The current lentil market in India is more heavily driven by existing production shortfalls and import flows than by fresh weather risk, as the main rabi harvest period is largely past. Reports from Madhya Pradesh and Uttar Pradesh indicate that yield pressure earlier in the season contributed to the smaller crop, which is now reflected in below-normal arrivals. Looking forward into late May and June, weather will be more closely watched for its impact on planting decisions and soil moisture rather than on the current crop.

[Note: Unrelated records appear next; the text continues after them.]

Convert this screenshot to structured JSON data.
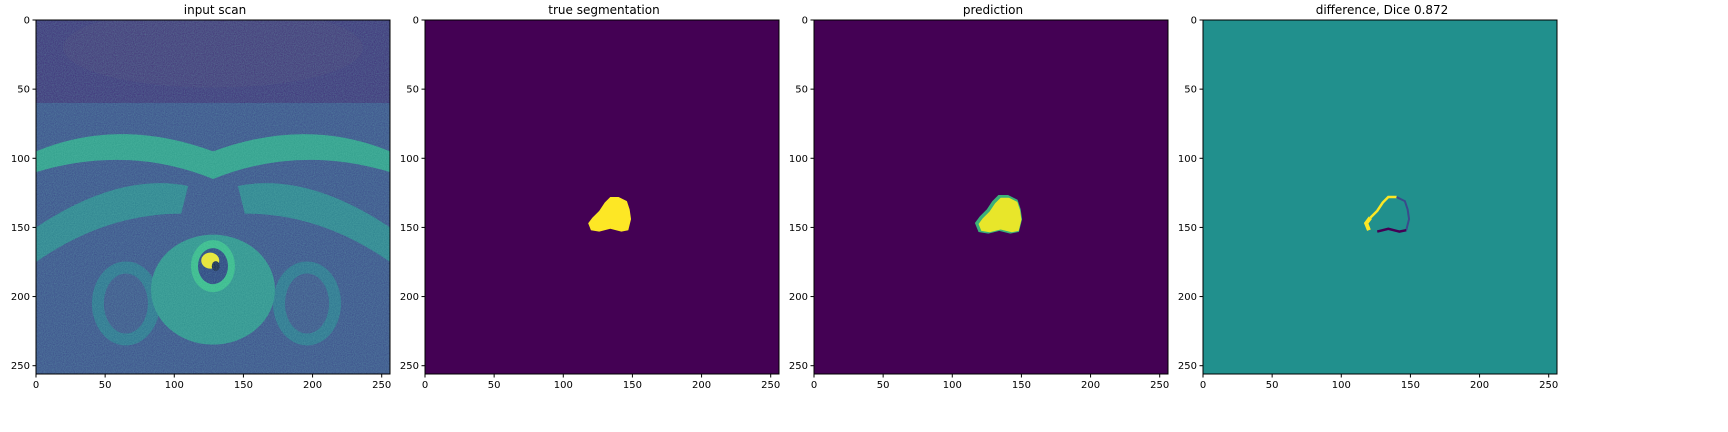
{
  "panels": [
    {
      "title": "input scan",
      "image": "mri-input-scan"
    },
    {
      "title": "true segmentation",
      "image": "ground-truth-mask"
    },
    {
      "title": "prediction",
      "image": "predicted-mask"
    },
    {
      "title": "difference, Dice 0.872",
      "image": "difference-map"
    }
  ],
  "axes": {
    "x_ticks": [
      "0",
      "50",
      "100",
      "150",
      "200",
      "250"
    ],
    "y_ticks": [
      "0",
      "50",
      "100",
      "150",
      "200",
      "250"
    ],
    "x_range": [
      0,
      256
    ],
    "y_range": [
      0,
      256
    ]
  },
  "colors": {
    "viridis_low": "#440154",
    "viridis_mid": "#21908d",
    "viridis_high": "#fde725"
  }
}
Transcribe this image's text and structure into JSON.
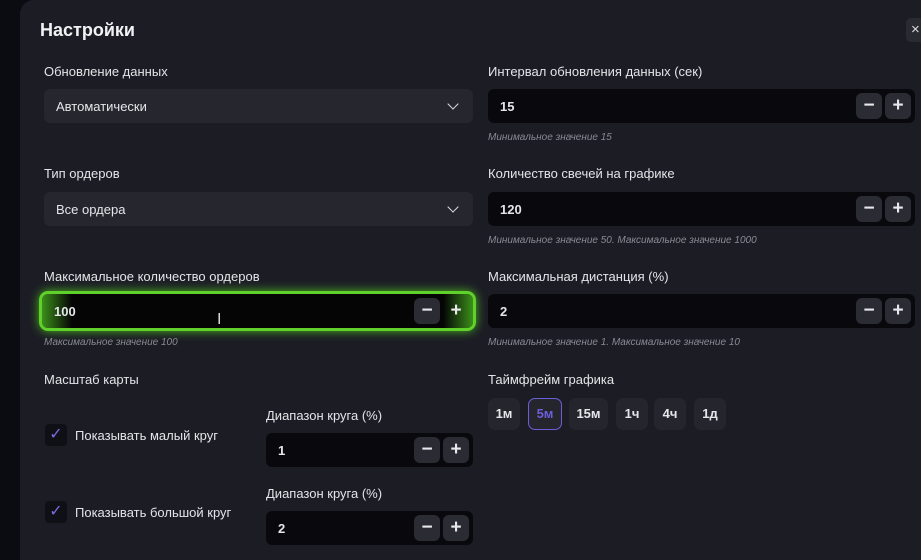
{
  "title": "Настройки",
  "close_icon": "×",
  "data_update": {
    "label": "Обновление данных",
    "value": "Автоматически"
  },
  "order_type": {
    "label": "Тип ордеров",
    "value": "Все ордера"
  },
  "max_orders": {
    "label": "Максимальное количество ордеров",
    "value": "100",
    "hint": "Максимальное значение 100"
  },
  "map_scale": {
    "label": "Масштаб карты"
  },
  "small_circle": {
    "checkbox_label": "Показывать малый круг",
    "checked": true,
    "range_label": "Диапазон круга (%)",
    "value": "1"
  },
  "big_circle": {
    "checkbox_label": "Показывать большой круг",
    "checked": true,
    "range_label": "Диапазон круга (%)",
    "value": "2"
  },
  "interval": {
    "label": "Интервал обновления данных (сек)",
    "value": "15",
    "hint": "Минимальное значение 15"
  },
  "candles": {
    "label": "Количество свечей на графике",
    "value": "120",
    "hint": "Минимальное значение 50. Максимальное значение 1000"
  },
  "max_distance": {
    "label": "Максимальная дистанция (%)",
    "value": "2",
    "hint": "Минимальное значение 1. Максимальное значение 10"
  },
  "timeframe": {
    "label": "Таймфрейм графика",
    "options": [
      "1м",
      "5м",
      "15м",
      "1ч",
      "4ч",
      "1д"
    ],
    "selected": "5м"
  },
  "stepper": {
    "minus": "−",
    "plus": "+"
  },
  "check_glyph": "✓",
  "colors": {
    "accent": "#6a5fd8",
    "focus": "#5fd12a",
    "panel": "#1c1c25"
  }
}
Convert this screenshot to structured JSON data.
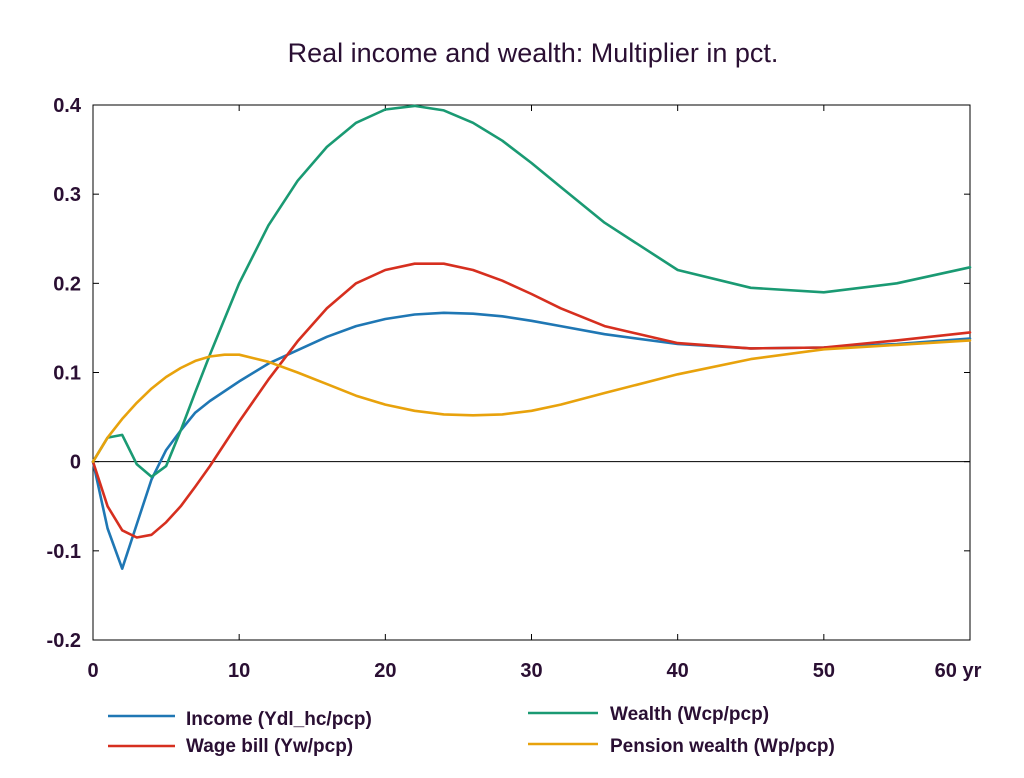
{
  "chart_data": {
    "type": "line",
    "title": "Real income and wealth: Multiplier in pct.",
    "xlabel": "",
    "ylabel": "",
    "xlim": [
      0,
      60
    ],
    "ylim": [
      -0.2,
      0.4
    ],
    "x_ticks": [
      "0",
      "10",
      "20",
      "30",
      "40",
      "50",
      "60 yr"
    ],
    "y_ticks": [
      "-0.2",
      "-0.1",
      "0",
      "0.1",
      "0.2",
      "0.3",
      "0.4"
    ],
    "grid": false,
    "legend_position": "bottom",
    "series": [
      {
        "name": "Income (Ydl_hc/pcp)",
        "color": "#1f77b4",
        "x": [
          0,
          1,
          2,
          3,
          4,
          5,
          6,
          7,
          8,
          10,
          12,
          14,
          16,
          18,
          20,
          22,
          24,
          26,
          28,
          30,
          32,
          35,
          40,
          45,
          50,
          55,
          60
        ],
        "y": [
          0,
          -0.075,
          -0.12,
          -0.07,
          -0.02,
          0.013,
          0.035,
          0.055,
          0.068,
          0.09,
          0.11,
          0.125,
          0.14,
          0.152,
          0.16,
          0.165,
          0.167,
          0.166,
          0.163,
          0.158,
          0.152,
          0.143,
          0.132,
          0.127,
          0.128,
          0.132,
          0.138
        ]
      },
      {
        "name": "Wage bill (Yw/pcp)",
        "color": "#d62f1f",
        "x": [
          0,
          1,
          2,
          3,
          4,
          5,
          6,
          7,
          8,
          10,
          12,
          14,
          16,
          18,
          20,
          22,
          24,
          26,
          28,
          30,
          32,
          35,
          40,
          45,
          50,
          55,
          60
        ],
        "y": [
          0,
          -0.05,
          -0.077,
          -0.085,
          -0.082,
          -0.068,
          -0.05,
          -0.028,
          -0.005,
          0.045,
          0.092,
          0.135,
          0.172,
          0.2,
          0.215,
          0.222,
          0.222,
          0.215,
          0.203,
          0.188,
          0.172,
          0.152,
          0.133,
          0.127,
          0.128,
          0.136,
          0.145
        ]
      },
      {
        "name": "Wealth (Wcp/pcp)",
        "color": "#1a9a73",
        "x": [
          0,
          1,
          2,
          3,
          4,
          5,
          6,
          7,
          8,
          9,
          10,
          12,
          14,
          16,
          18,
          20,
          22,
          24,
          26,
          28,
          30,
          32,
          35,
          40,
          45,
          50,
          55,
          60
        ],
        "y": [
          0,
          0.027,
          0.03,
          -0.003,
          -0.017,
          -0.005,
          0.035,
          0.078,
          0.12,
          0.16,
          0.2,
          0.265,
          0.315,
          0.353,
          0.38,
          0.395,
          0.399,
          0.394,
          0.38,
          0.36,
          0.335,
          0.308,
          0.268,
          0.215,
          0.195,
          0.19,
          0.2,
          0.218
        ]
      },
      {
        "name": "Pension wealth (Wp/pcp)",
        "color": "#e8a20c",
        "x": [
          0,
          1,
          2,
          3,
          4,
          5,
          6,
          7,
          8,
          9,
          10,
          12,
          14,
          16,
          18,
          20,
          22,
          24,
          26,
          28,
          30,
          32,
          35,
          40,
          45,
          50,
          55,
          60
        ],
        "y": [
          0,
          0.027,
          0.048,
          0.066,
          0.082,
          0.095,
          0.105,
          0.113,
          0.118,
          0.12,
          0.12,
          0.112,
          0.1,
          0.087,
          0.074,
          0.064,
          0.057,
          0.053,
          0.052,
          0.053,
          0.057,
          0.064,
          0.077,
          0.098,
          0.115,
          0.126,
          0.131,
          0.136
        ]
      }
    ]
  }
}
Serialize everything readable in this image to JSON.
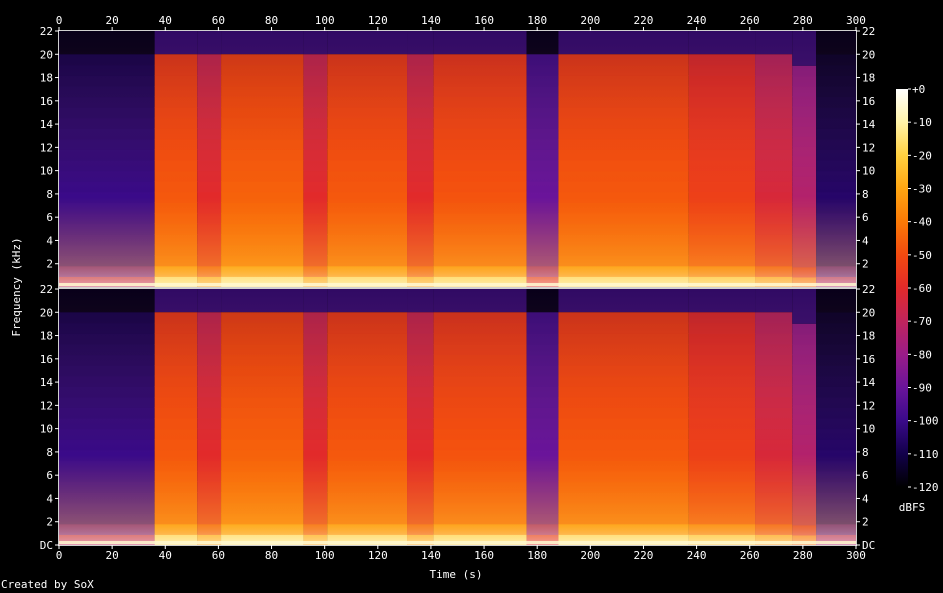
{
  "chart_data": {
    "type": "heatmap",
    "channels": 2,
    "xlabel": "Time (s)",
    "ylabel": "Frequency (kHz)",
    "colorbar_label": "dBFS",
    "credit": "Created by SoX",
    "xlim": [
      0,
      300
    ],
    "ylim_khz": [
      0,
      22
    ],
    "x_ticks": [
      "0",
      "20",
      "40",
      "60",
      "80",
      "100",
      "120",
      "140",
      "160",
      "180",
      "200",
      "220",
      "240",
      "260",
      "280",
      "300"
    ],
    "y_ticks_top": [
      "22",
      "20",
      "18",
      "16",
      "14",
      "12",
      "10",
      "8",
      "6",
      "4",
      "2"
    ],
    "y_ticks_bottom": [
      "22",
      "20",
      "18",
      "16",
      "14",
      "12",
      "10",
      "8",
      "6",
      "4",
      "2",
      "DC"
    ],
    "colorbar_range_dbfs": [
      -120,
      0
    ],
    "colorbar_ticks": [
      "+0",
      "-10",
      "-20",
      "-30",
      "-40",
      "-50",
      "-60",
      "-70",
      "-80",
      "-90",
      "-100",
      "-110",
      "-120"
    ],
    "colors": {
      "scale": [
        "#000000",
        "#12004a",
        "#3a0a8a",
        "#6a149a",
        "#9a1c88",
        "#c0245c",
        "#e22a2a",
        "#f24a10",
        "#fb7a06",
        "#ffa612",
        "#ffd040",
        "#fff3a8",
        "#ffffff"
      ]
    },
    "segments": [
      {
        "start_s": 0,
        "end_s": 36,
        "level_dbfs": -95,
        "cutoff_khz": 20
      },
      {
        "start_s": 36,
        "end_s": 52,
        "level_dbfs": -42,
        "cutoff_khz": 20
      },
      {
        "start_s": 52,
        "end_s": 61,
        "level_dbfs": -55,
        "cutoff_khz": 20
      },
      {
        "start_s": 61,
        "end_s": 92,
        "level_dbfs": -40,
        "cutoff_khz": 20
      },
      {
        "start_s": 92,
        "end_s": 101,
        "level_dbfs": -55,
        "cutoff_khz": 20
      },
      {
        "start_s": 101,
        "end_s": 131,
        "level_dbfs": -42,
        "cutoff_khz": 20
      },
      {
        "start_s": 131,
        "end_s": 141,
        "level_dbfs": -55,
        "cutoff_khz": 20
      },
      {
        "start_s": 141,
        "end_s": 176,
        "level_dbfs": -43,
        "cutoff_khz": 20
      },
      {
        "start_s": 176,
        "end_s": 188,
        "level_dbfs": -85,
        "cutoff_khz": 20
      },
      {
        "start_s": 188,
        "end_s": 237,
        "level_dbfs": -42,
        "cutoff_khz": 20
      },
      {
        "start_s": 237,
        "end_s": 262,
        "level_dbfs": -48,
        "cutoff_khz": 20
      },
      {
        "start_s": 262,
        "end_s": 276,
        "level_dbfs": -58,
        "cutoff_khz": 20
      },
      {
        "start_s": 276,
        "end_s": 285,
        "level_dbfs": -68,
        "cutoff_khz": 19
      },
      {
        "start_s": 285,
        "end_s": 300,
        "level_dbfs": -100,
        "cutoff_khz": 20
      }
    ]
  }
}
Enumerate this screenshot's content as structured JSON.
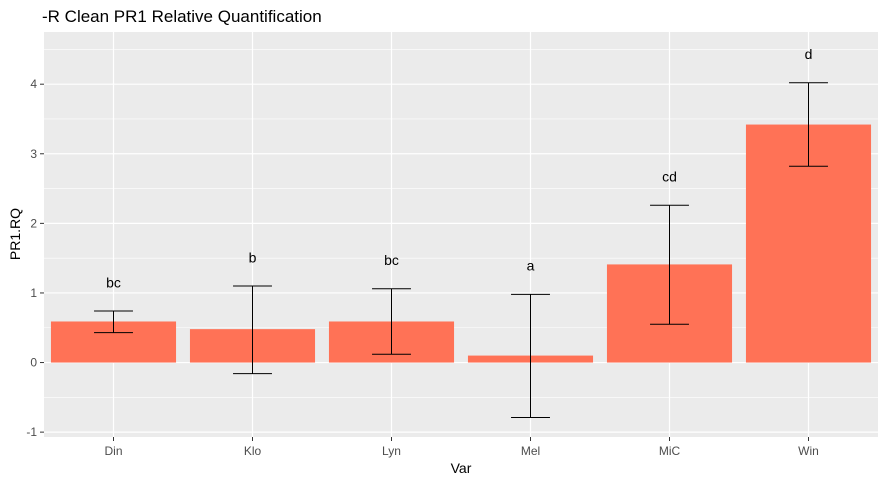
{
  "chart_data": {
    "type": "bar",
    "title": "-R Clean PR1 Relative Quantification",
    "xlabel": "Var",
    "ylabel": "PR1.RQ",
    "categories": [
      "Din",
      "Klo",
      "Lyn",
      "Mel",
      "MiC",
      "Win"
    ],
    "values": [
      0.59,
      0.48,
      0.59,
      0.1,
      1.41,
      3.42
    ],
    "error_low": [
      0.43,
      -0.16,
      0.12,
      -0.79,
      0.55,
      2.82
    ],
    "error_high": [
      0.74,
      1.1,
      1.06,
      0.98,
      2.26,
      4.02
    ],
    "group_labels": [
      "bc",
      "b",
      "bc",
      "a",
      "cd",
      "d"
    ],
    "yticks": [
      "-1",
      "0",
      "1",
      "2",
      "3",
      "4"
    ],
    "ylim": [
      -1.07,
      4.75
    ],
    "grid": true,
    "legend": "none",
    "colors": {
      "bar": "#ff7256",
      "panel": "#ebebeb",
      "grid": "#ffffff",
      "errorbar": "#000000"
    }
  }
}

Given that domestic supplies are already tight, any adverse weather signals ahead of the next sowing window could quickly translate into firmer forward price expectations. For now, however, the combination of a completed harvest, available imports, and steady consumption implies that near-term weather risk is secondary to logistical and policy developments.

📆 Short-Term Outlook (2–4 Weeks)

Over the next two to four weeks, the lentil market outlook is cautiously stable. The large Canadian arrival at Hazira is likely to induce brief softness at port-side, widening the gap between coastal and inland prices. Yet with domestic quotations already close to or below import parity and below the MSP, downside headroom appears limited unless global prices weaken significantly further.

A modest price recovery becomes more plausible into June as seasonal arrivals from Madhya Pradesh and Uttar Pradesh wind down and the impact of lower production is felt more acutely. In that scenario, domestic prices could edge higher from current levels, particularly if mills begin to rebuild stocks and if further large import bookings are delayed. Nonetheless, abundant external supply from Canada and Australia should keep any rally contained.

🧭 Trading Outlook & Strategy

  • Importers / Traders: Use any short-lived port-side softness post-Canadian cargo arrival to secure coverage for early Q3, especially if domestic desi remains at a premium to imported grades inland.
  • Dal Mills: Maintain need-based buying for now but consider incremental forward coverage into June if signs of tighter inland availability emerge as arrivals taper.
  • Producers: With spot prices below MSP, evaluate government procurement opportunities where available; avoid aggressive distress selling into any brief port-led dips.
  • End-users / Retailers: Lock in medium-term requirements on price dips, as structural domestic tightness suggests limited downside beyond the near-term cargo effect.

📉 3-Day Directional Price View (EUR)

  • India – Port-side Canadian lentils (Mundra / Hazira): Slight downward bias as new vessel pressures offers; range drift lower but limited by import parity.
  • India – Inland desi lentils (Delhi / Katni): Largely sideways, with narrow trading band expected as mills continue hand-to-mouth purchases.
  • Global FOB (Canada, container): Mildly soft tone, reflecting comfortable exportable surplus and lack of strong fresh demand spikes.